7. In the present appeal, the AO had treated the assessee as assessee in default u/s. 201 of the Act on the non-deduction of TDS while purchasing an immovable property and also on the payments made during the year.
8. Insofar as the non-deduction of TDS on the purchase of immovable property, the assessee himself had accepted that the property has been purchased for a total value of Rs. 4.81 crores whereas deducted the TDS of Rs. 1.43 crores and the reason for non-deduction for the balance payments is that the said amount was debited in the P&L account of the assessee. We do not find that the said explanation is in order. When the property has been purchased by the assessee without payment of the sale consideration, the property would not be transferred to the assessee and in that circumstances, as per section 194IA of the Act, necessarily, the assessee has to deduct the TDS on the entire amount of Rs. 4.81 crores. Instead of doing that, the assessee had deducted 1% on Rs. 1.43 crores. In our opinion, the said non-deduction of TDS on the balance amount of Rs. 3.38 crores, is against the provision 194IA and therefore the AO had rightly considered the assessee as assessee in default u/s. 201 of the Act.

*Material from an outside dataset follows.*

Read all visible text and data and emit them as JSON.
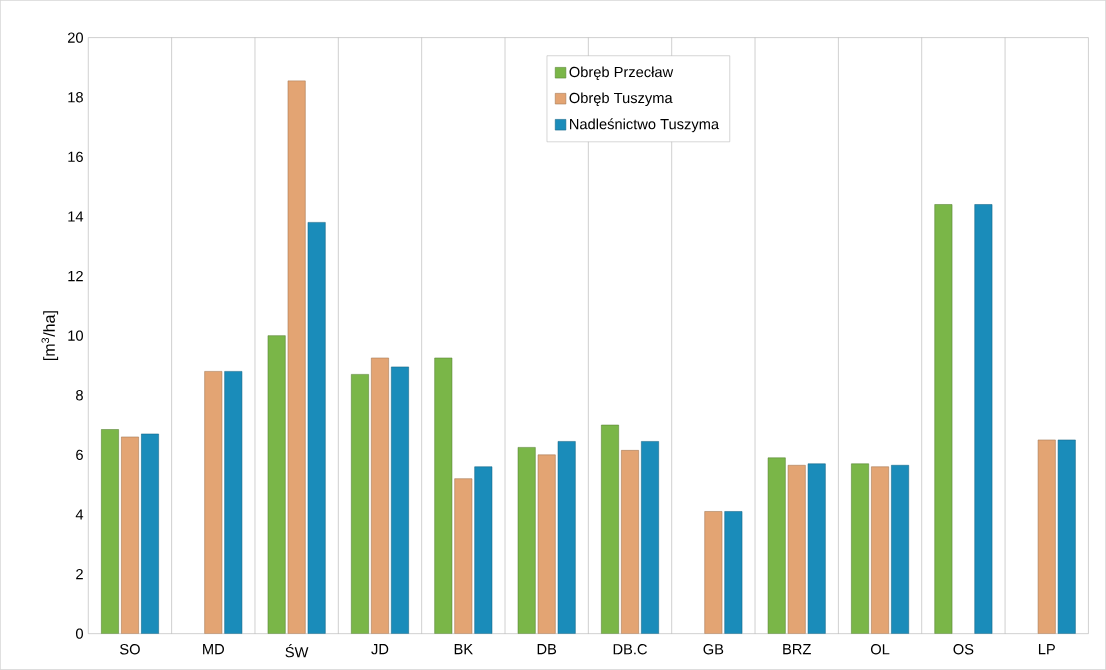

9. Insofar as the other expenses incurred by the assessee, the assessee had filed a statement of the details of payment for which the tax is not deducted as on 31/03/2017 as per form 3CD and the details of remittance and in the said statement, the assessee had given notes 1 to 4 and explained that why the TDS was not deducted on the four items. The assessee also filed the copies of form no. 16A which was not produced before the AO. Before the AO, the assessee had furnished the financial statements and the audit report in form 3CD of the Act. It is the case of the assessee that the assessee had submitted the details also before the Ld.CIT(A) whereas the Ld.CIT(A) had not considered the said details and therefore it requires verification at the end of the AO. Further, the assessee also submitted that in some cases, TDS was also deducted and remitted to the department. To verify the said facts, we remit these payments as narrated in Table 1 by the AO to the assessing officer for denovo consideration based on the documents now filed before us. It is also open to the assessee to adduce further evidences to show that the deduction of TDS is not required or deduction was made and tax was remitted to the department. In such event, we direct the AO to consider the documents and arrive a conclusion that whether the assessee is to be treated as assessee in default or not. With the above direction, we remit the expenses mentioned in Table 1 of the assessment order to the AO. The non-deduction of TDS insofar as the purchase of land is concerned, we are not inclined to interfere in the orders passed by the lower authorities.
10. In the result, the appeal filed by the assessee is partly allowed for statistical purposes.